即ち、図10に示すように、封鎖弁40のステッピングモータ50がAStepだけ開弁方向に回転して一定時間T1維持された後、ステッピングモータ50がBStepだけ閉弁方向に回転して一定時間T2維持される工程が繰り返えされているときに、タンク内圧異常フラグがオンすると(図9 ステップS300 YES)、学習値がフェールセーフ値に設定される(ステップS311)。
ここで、フェールセーフ値は、学習実績がある場合には(ステップS309 YES)、前回の学習値であり、学習実績がない場合には(ステップS309 NO)、イニシャライズ位置におけるステップ数(イニシャライズ値=0Step)である。
<変更例3>
次に、図11のフローチャートと図12のグラフに基づいて変更例3に係る封鎖弁40の開弁開始位置の学習制御について説明する。
変更例3に係る封鎖弁40の開弁開始位置の学習制御では、エンジン14のイグニッションスイッチがオンしてから一定時間Tx内は学習制御が開始されないようにしている。ここで、前記一定時間Txは、ECU19がタンク内圧センサ15pの正常、あるいは異常を判定するのに必要な時間である。
このため、イグニッションスイッチがオンして一定時間Txが経過すると(図11 ステップS400A YES)、タンク内圧異常フラグのオン、オフがチェックされる(ステップS400)。そして、タンク内圧異常フラグがオンしている場合には(ステップS400 YES)、封鎖弁40の開弁開始位置の学習値をフェールセーフ値に設定して、学習制御を禁止する。

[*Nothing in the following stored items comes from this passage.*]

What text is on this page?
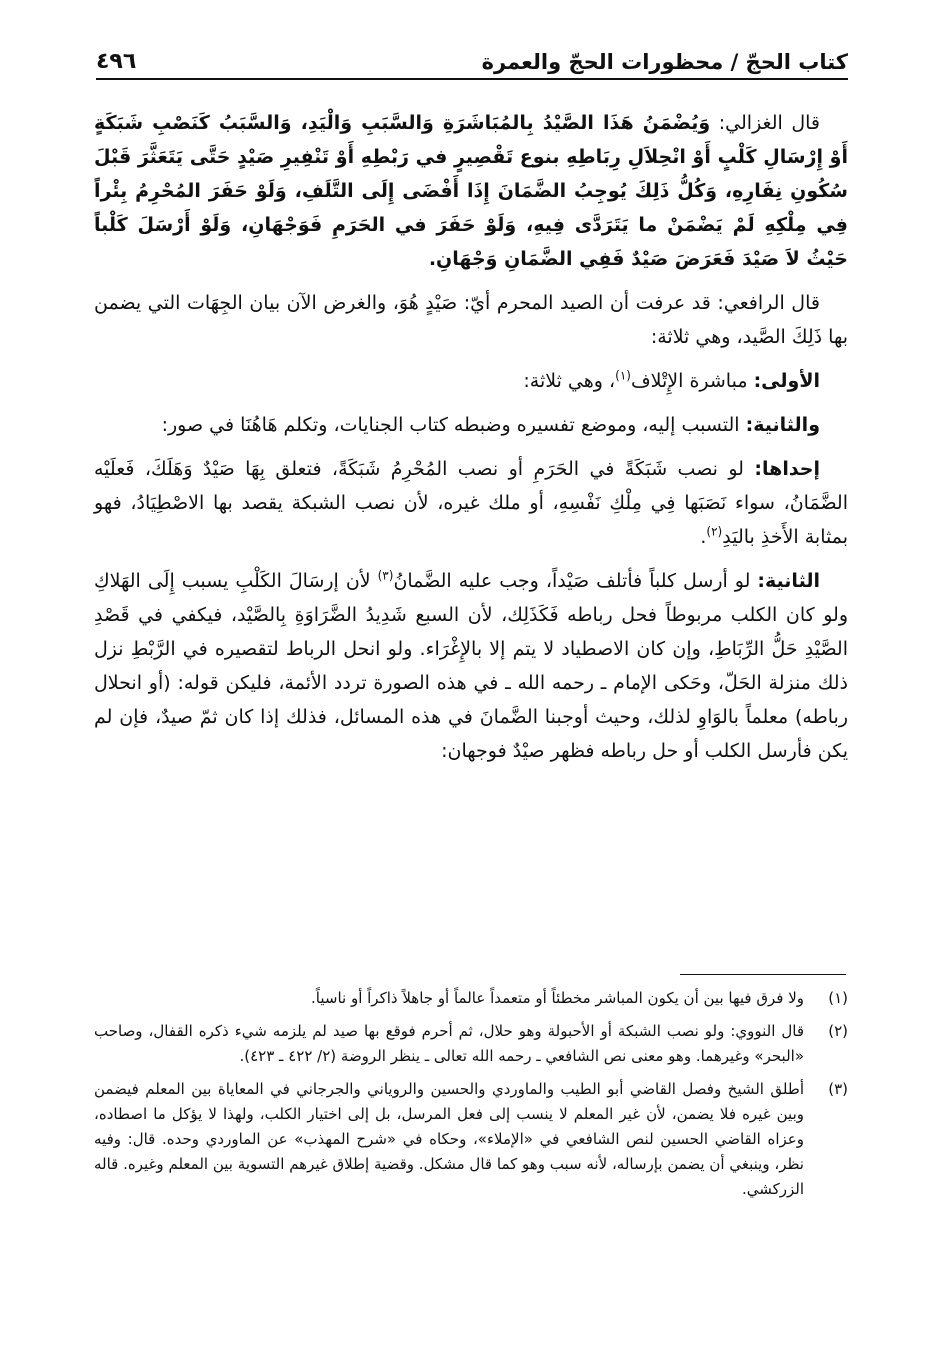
كتاب الحجّ / محظورات الحجّ والعمرة
٤٩٦

قال الغزالي: وَيُضْمَنُ هَذَا الصَّيْدُ بِالمُبَاشَرَةِ وَالسَّبَبِ وَالْيَدِ، وَالسَّبَبُ كَنَصْبِ شَبَكَةٍ أَوْ إِرْسَالِ كَلْبٍ أَوْ انْحِلاَلِ رِبَاطِهِ بنوع تَقْصِيرٍ في رَبْطِهِ أَوْ تَنْفِيرِ صَيْدٍ حَتَّى يَتَعَثَّرَ قَبْلَ سُكُونِ نِفَارِهِ، وَكُلُّ ذَلِكَ يُوجِبُ الضَّمَانَ إِذَا أَفْضَى إِلَى التَّلَفِ، وَلَوْ حَفَرَ المُحْرِمُ بِئْراً فِي مِلْكِهِ لَمْ يَضْمَنْ ما يَتَرَدَّى فِيهِ، وَلَوْ حَفَرَ في الحَرَمِ فَوَجْهَانِ، وَلَوْ أَرْسَلَ كَلْباً حَيْثُ لاَ صَيْدَ فَعَرَضَ صَيْدٌ فَفِي الضَّمَانِ وَجْهَانِ.

قال الرافعي: قد عرفت أن الصيد المحرم أيّ: صَيْدٍ هُوَ، والغرض الآن بيان الجِهَات التي يضمن بها ذَلِكَ الصَّيد، وهي ثلاثة:

الأولى: مباشرة الإِتْلاف$^{(١)}$، وهي ثلاثة:

والثانية: التسبب إليه، وموضع تفسيره وضبطه كتاب الجنايات، وتكلم هَاهُنَا في صور:

إحداها: لو نصب شَبَكَةً في الحَرَمِ أو نصب المُحْرِمُ شَبَكَةً، فتعلق بِهَا صَيْدٌ وَهَلَكَ، فَعلَيْه الضَّمَانُ، سواء نَصَبَها فِي مِلْكِ نَفْسِهِ، أو ملك غيره، لأن نصب الشبكة يقصد بها الاصْطِيَادُ، فهو بمثابة الأَخذِ باليَدِ$^{(٢)}$.

الثانية: لو أرسل كلباً فأتلف صَيْداً، وجب عليه الضَّمانُ$^{(٣)}$ لأن إرسَالَ الكَلْبِ يسبب إِلَى الهَلاكِ ولو كان الكلب مربوطاً فحل رباطه فَكَذَلِك، لأن السبع شَدِيدُ الضَّرَاوَةِ بِالصَّيْد، فيكفي في قَصْدِ الصَّيْدِ حَلُّ الرِّبَاطِ، وإن كان الاصطياد لا يتم إلا بالإِغْرَاء. ولو انحل الرباط لتقصيره في الرَّبْطِ نزل ذلك منزلة الحَلّ، وحَكى الإمام ـ رحمه الله ـ في هذه الصورة تردد الأئمة، فليكن قوله: (أو انحلال رباطه) معلماً بالوَاوِ لذلك، وحيث أوجبنا الضَّمانَ في هذه المسائل، فذلك إذا كان ثمّ صيدٌ، فإن لم يكن فأرسل الكلب أو حل رباطه فظهر صيْدٌ فوجهان:

(١)
ولا فرق فيها بين أن يكون المباشر مخطئاً أو متعمداً عالماً أو جاهلاً ذاكراً أو ناسياً.
(٢)
قال النووي: ولو نصب الشبكة أو الأحبولة وهو حلال، ثم أحرم فوقع بها صيد لم يلزمه شيء ذكره القفال، وصاحب «البحر» وغيرهما. وهو معنى نص الشافعي ـ رحمه الله تعالى ـ ينظر الروضة (٢/ ٤٢٢ ـ ٤٢٣).
(٣)
أطلق الشيخ وفصل القاضي أبو الطيب والماوردي والحسين والروياني والجرجاني في المعاياة بين المعلم فيضمن وبين غيره فلا يضمن، لأن غير المعلم لا ينسب إلى فعل المرسل، بل إلى اختيار الكلب، ولهذا لا يؤكل ما اصطاده، وعزاه القاضي الحسين لنص الشافعي في «الإملاء»، وحكاه في «شرح المهذب» عن الماوردي وحده. قال: وفيه نظر، وينبغي أن يضمن بإرساله، لأنه سبب وهو كما قال مشكل. وقضية إطلاق غيرهم التسوية بين المعلم وغيره. قاله الزركشي.
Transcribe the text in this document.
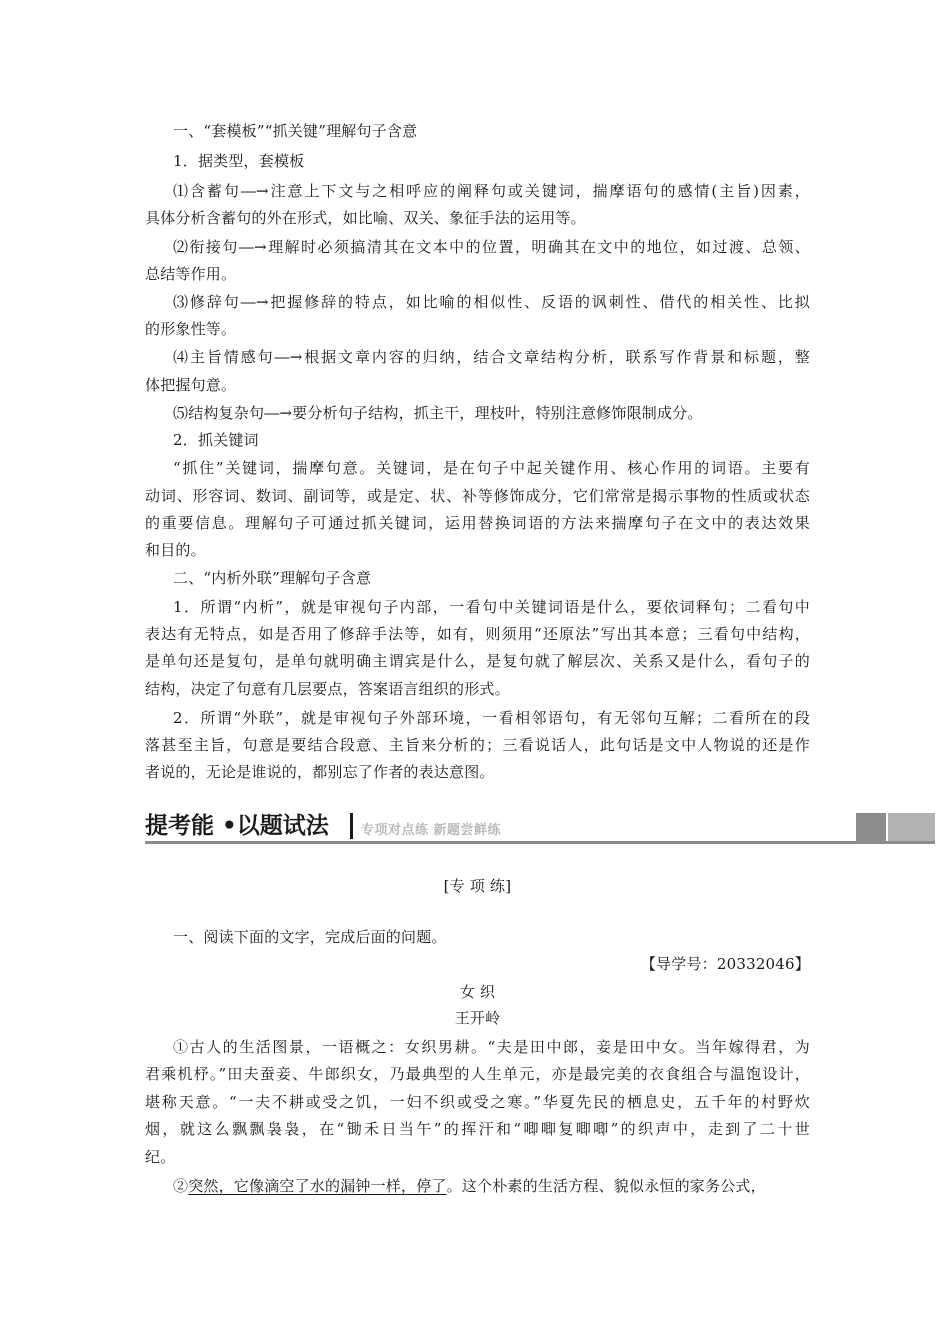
一、“套模板”“抓关键”理解句子含意
1．据类型，套模板
⑴含蓄句―→注意上下文与之相呼应的阐释句或关键词，揣摩语句的感情(主旨)因素，
具体分析含蓄句的外在形式，如比喻、双关、象征手法的运用等。
⑵衔接句―→理解时必须搞清其在文本中的位置，明确其在文中的地位，如过渡、总领、
总结等作用。
⑶修辞句―→把握修辞的特点，如比喻的相似性、反语的讽刺性、借代的相关性、比拟
的形象性等。
⑷主旨情感句―→根据文章内容的归纳，结合文章结构分析，联系写作背景和标题，整
体把握句意。
⑸结构复杂句―→要分析句子结构，抓主干，理枝叶，特别注意修饰限制成分。
2．抓关键词
“抓住”关键词，揣摩句意。关键词，是在句子中起关键作用、核心作用的词语。主要有
动词、形容词、数词、副词等，或是定、状、补等修饰成分，它们常常是揭示事物的性质或状态
的重要信息。理解句子可通过抓关键词，运用替换词语的方法来揣摩句子在文中的表达效果
和目的。
二、“内析外联”理解句子含意
1．所谓“内析”，就是审视句子内部，一看句中关键词语是什么，要依词释句；二看句中
表达有无特点，如是否用了修辞手法等，如有，则须用“还原法”写出其本意；三看句中结构，
是单句还是复句，是单句就明确主谓宾是什么，是复句就了解层次、关系又是什么，看句子的
结构，决定了句意有几层要点，答案语言组织的形式。
2．所谓“外联”，就是审视句子外部环境，一看相邻语句，有无邻句互解；二看所在的段
落甚至主旨，句意是要结合段意、主旨来分析的；三看说话人，此句话是文中人物说的还是作
者说的，无论是谁说的，都别忘了作者的表达意图。
提考能 •以题试法 专项对点练 新题尝鲜练
[专 项 练]
一、阅读下面的文字，完成后面的问题。
【导学号：20332046】
女 织
王开岭
①古人的生活图景，一语概之：女织男耕。“夫是田中郎，妾是田中女。当年嫁得君，为
君乘机杼。”田夫蚕妾、牛郎织女，乃最典型的人生单元，亦是最完美的衣食组合与温饱设计，
堪称天意。“一夫不耕或受之饥，一妇不织或受之寒。”华夏先民的栖息史，五千年的村野炊
烟，就这么飘飘袅袅，在“锄禾日当午”的挥汗和“唧唧复唧唧”的织声中，走到了二十世
纪。
②突然，它像滴空了水的漏钟一样，停了。这个朴素的生活方程、貌似永恒的家务公式，
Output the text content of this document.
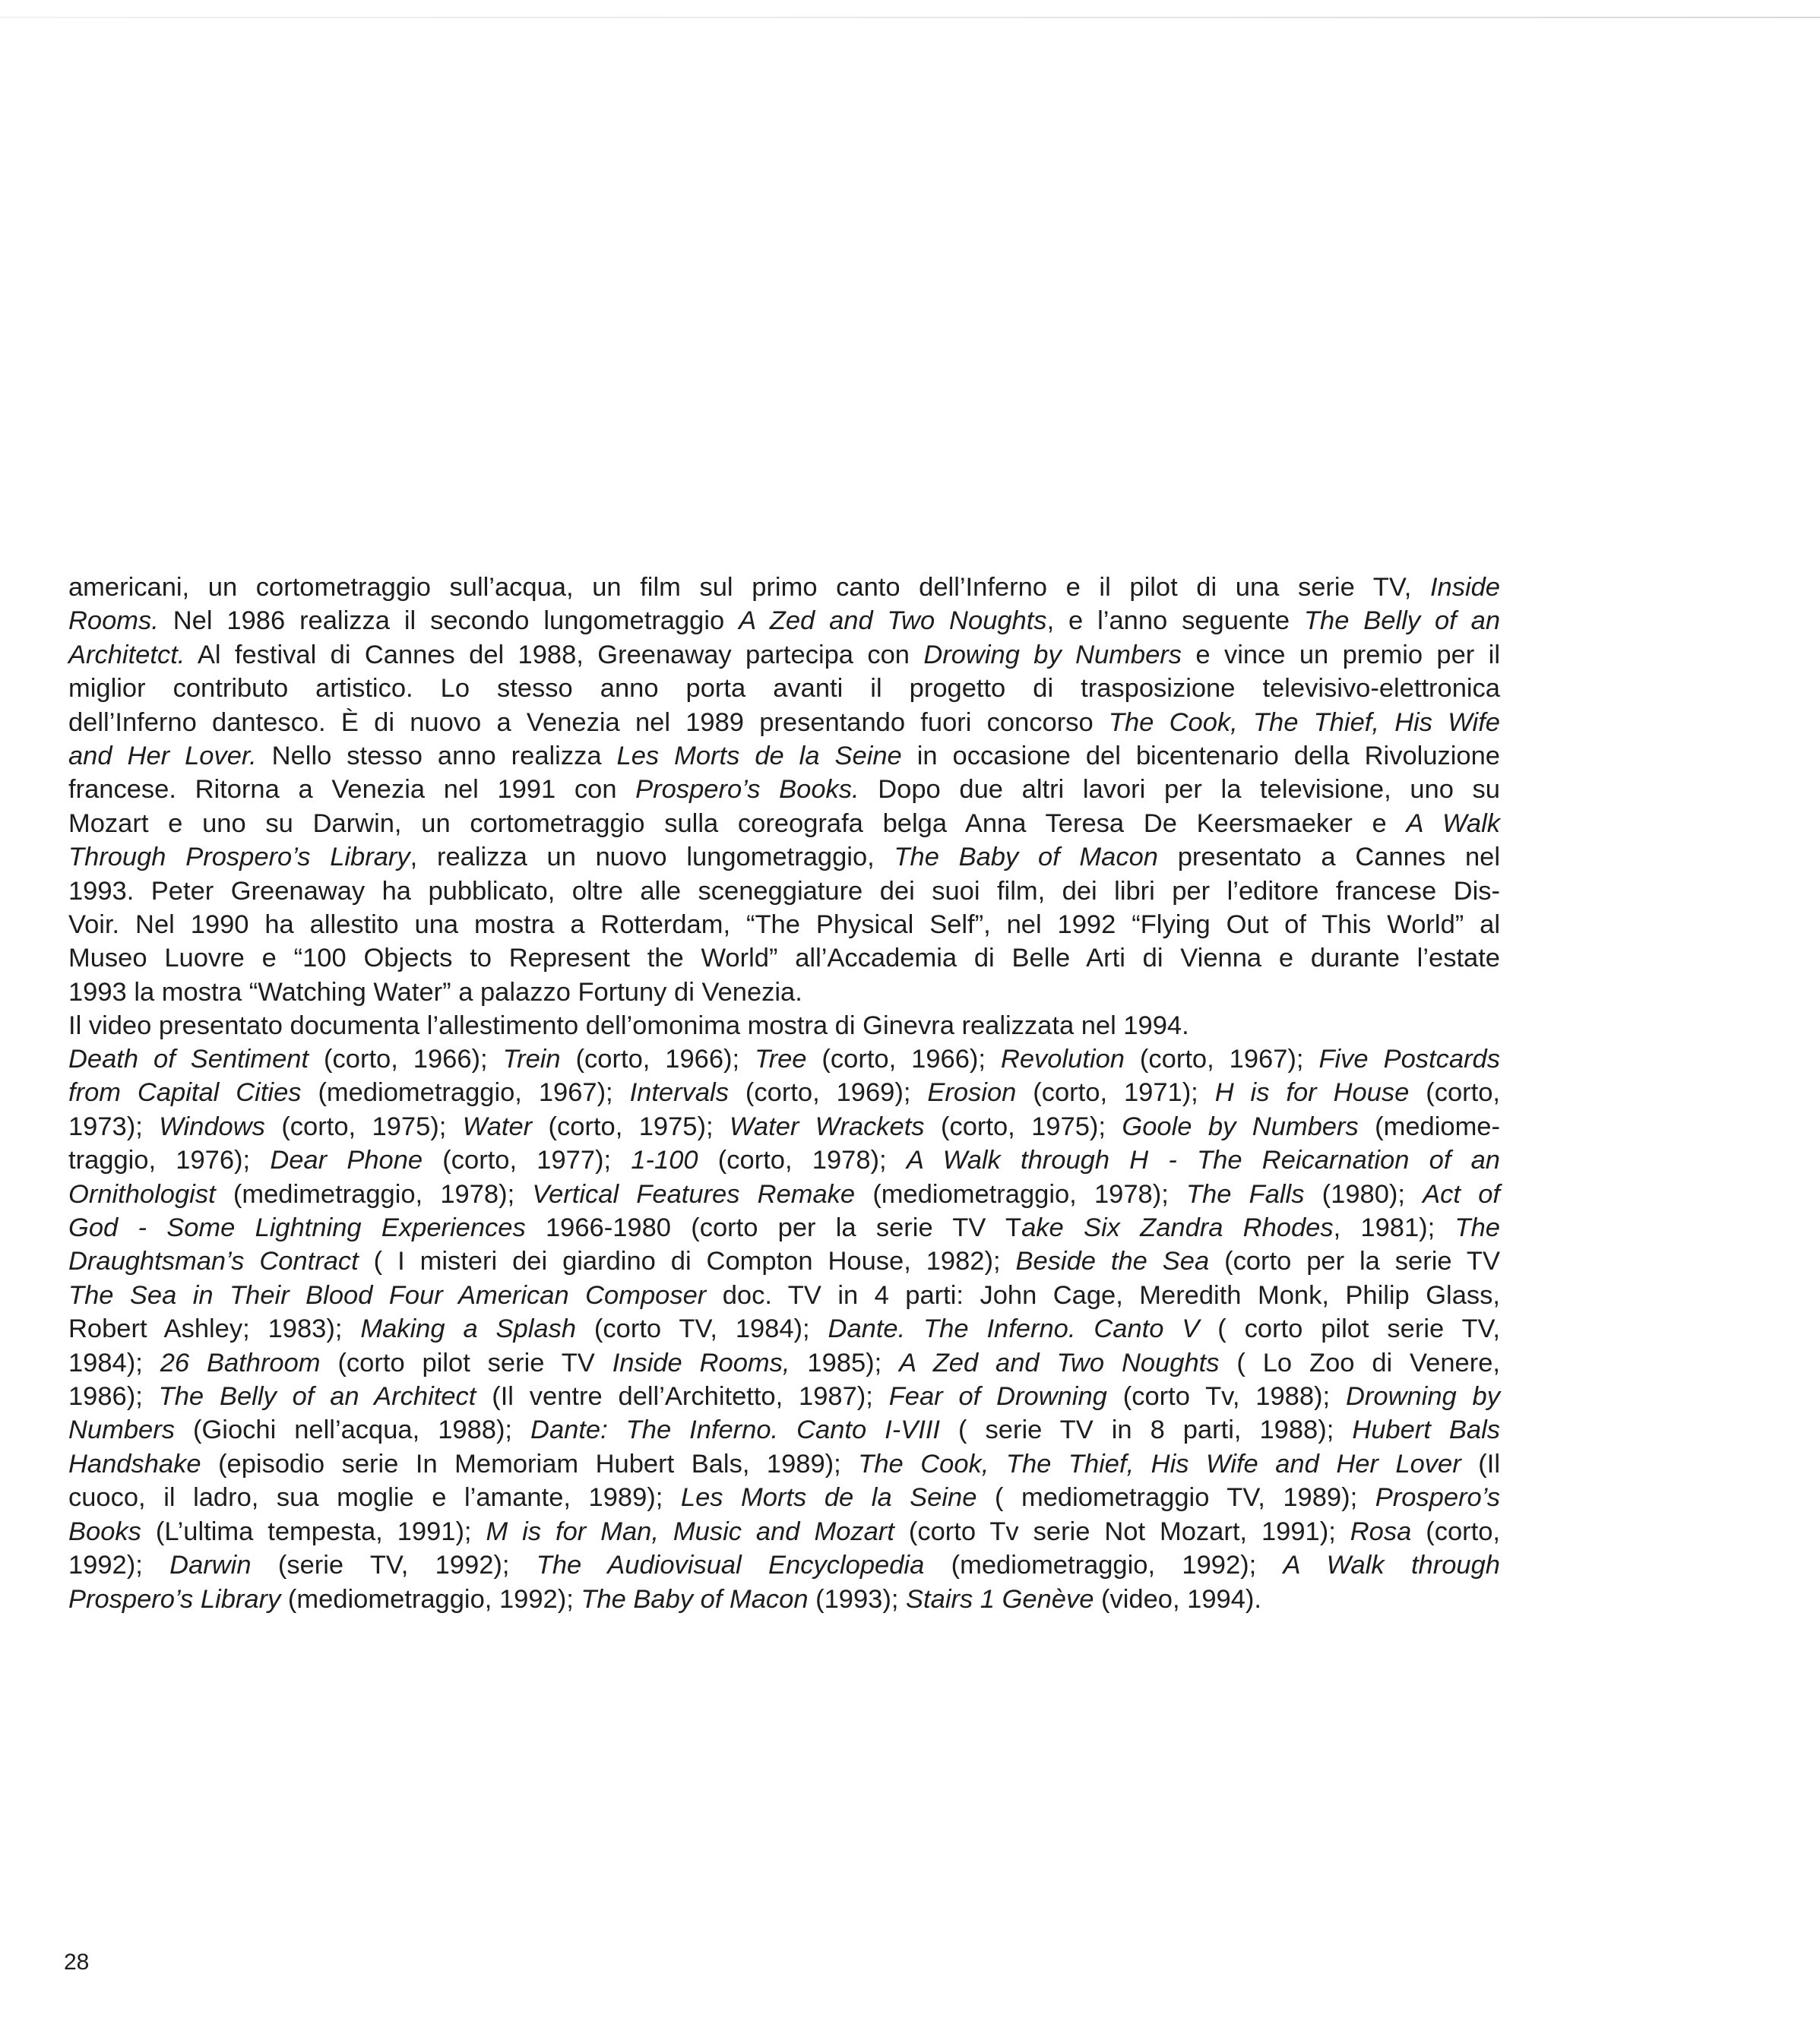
americani, un cortometraggio sull’acqua, un film sul primo canto dell’Inferno e il pilot di una serie TV, Inside
Rooms. Nel 1986 realizza il secondo lungometraggio A Zed and Two Noughts, e l’anno seguente The Belly of an
Architetct. Al festival di Cannes del 1988, Greenaway partecipa con Drowing by Numbers e vince un premio per il
miglior contributo artistico. Lo stesso anno porta avanti il progetto di trasposizione televisivo-elettronica
dell’Inferno dantesco. È di nuovo a Venezia nel 1989 presentando fuori concorso The Cook, The Thief, His Wife
and Her Lover. Nello stesso anno realizza Les Morts de la Seine in occasione del bicentenario della Rivoluzione
francese. Ritorna a Venezia nel 1991 con Prospero’s Books. Dopo due altri lavori per la televisione, uno su
Mozart e uno su Darwin, un cortometraggio sulla coreografa belga Anna Teresa De Keersmaeker e A Walk
Through Prospero’s Library, realizza un nuovo lungometraggio, The Baby of Macon presentato a Cannes nel
1993. Peter Greenaway ha pubblicato, oltre alle sceneggiature dei suoi film, dei libri per l’editore francese Dis-
Voir. Nel 1990 ha allestito una mostra a Rotterdam, “The Physical Self”, nel 1992 “Flying Out of This World” al
Museo Luovre e “100 Objects to Represent the World” all’Accademia di Belle Arti di Vienna e durante l’estate
1993 la mostra “Watching Water” a palazzo Fortuny di Venezia.
Il video presentato documenta l’allestimento dell’omonima mostra di Ginevra realizzata nel 1994.
Death of Sentiment (corto, 1966); Trein (corto, 1966); Tree (corto, 1966); Revolution (corto, 1967); Five Postcards
from Capital Cities (mediometraggio, 1967); Intervals (corto, 1969); Erosion (corto, 1971); H is for House (corto,
1973); Windows (corto, 1975); Water (corto, 1975); Water Wrackets (corto, 1975); Goole by Numbers (mediome-
traggio, 1976); Dear Phone (corto, 1977); 1-100 (corto, 1978); A Walk through H - The Reicarnation of an
Ornithologist (medimetraggio, 1978); Vertical Features Remake (mediometraggio, 1978); The Falls (1980); Act of
God - Some Lightning Experiences 1966-1980 (corto per la serie TV Take Six Zandra Rhodes, 1981); The
Draughtsman’s Contract ( I misteri dei giardino di Compton House, 1982); Beside the Sea (corto per la serie TV
The Sea in Their Blood Four American Composer doc. TV in 4 parti: John Cage, Meredith Monk, Philip Glass,
Robert Ashley; 1983); Making a Splash (corto TV, 1984); Dante. The Inferno. Canto V ( corto pilot serie TV,
1984); 26 Bathroom (corto pilot serie TV Inside Rooms, 1985); A Zed and Two Noughts ( Lo Zoo di Venere,
1986); The Belly of an Architect (Il ventre dell’Architetto, 1987); Fear of Drowning (corto Tv, 1988); Drowning by
Numbers (Giochi nell’acqua, 1988); Dante: The Inferno. Canto I-VIII ( serie TV in 8 parti, 1988); Hubert Bals
Handshake (episodio serie In Memoriam Hubert Bals, 1989); The Cook, The Thief, His Wife and Her Lover (Il
cuoco, il ladro, sua moglie e l’amante, 1989); Les Morts de la Seine ( mediometraggio TV, 1989); Prospero’s
Books (L’ultima tempesta, 1991); M is for Man, Music and Mozart (corto Tv serie Not Mozart, 1991); Rosa (corto,
1992); Darwin (serie TV, 1992); The Audiovisual Encyclopedia (mediometraggio, 1992); A Walk through
Prospero’s Library (mediometraggio, 1992); The Baby of Macon (1993); Stairs 1 Genève (video, 1994).
28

また、タンク内圧異常フラグがオフの場合には(ステップS400 NO)、図12に示すように、学習制御が開始される。即ち、封鎖弁40のステッピングモータ50がAStepだけ開弁方向に回転して一定時間T1維持された後、ステッピングモータ50がBStepだけ閉弁方向に回転して一定時間T2維持される工程が繰り返えされる。しかし、図12のタイミングTx2に示すように、学習制御が行われている途中でタンク内圧異常フラグがオンすると(図11 ステップS400 YES)、学習値がフェールセーフ値に設定されて学習制御が終了する(ステップS411)。
<他の変更例>
本発明は上記した実施形態に限定されるものではなく、本発明の要旨を逸脱しない範囲における変更が可能である。例えば、本実施形態では、図6等に示すように、学習制御においてステッピングモータ50をAStep(例えば、4Step)だけ開弁方向に回転させて一定時間T1維持し、次にステッピングモータ50をBStep(例えば、2Step)だけ閉弁方向に回転させて一定時間T2維持する工程を繰り返し、封鎖弁40を段階的に開弁させる例を示した。しかし、図13に示すように、学習制御においてステッピングモータ50をBStep(例えば、2Step)だけ開弁方向に回転させて一定時間T1維持する工程を繰り返し、封鎖弁40を段階的に開弁させることも可能である。
また、本実施形態では、タンク内圧センサ15pの異常によりタンク内圧の変化を検出できない場合に、封鎖弁40を開弁方向、閉弁方向に動作させる工程の回数が設定回数Nを超えた場合に、封鎖弁40の開弁開始位置の学習値をフェールセーフ値に設定する例を示した。
しかし、タンク内圧センサ15pが正常であっても、例えば、タンク内圧が低い場合、封鎖弁40の開弁が開始されてもタンク内圧が所定値ΔP1以上低下しない場合がある。このような場合でも、封鎖弁40を開弁方向、閉弁方向に動作させる工程の回数が設定回数Nを超えた場合には、封鎖弁40の開弁開始位置の学習値をフェールセーフ値に設定するのが好ましい。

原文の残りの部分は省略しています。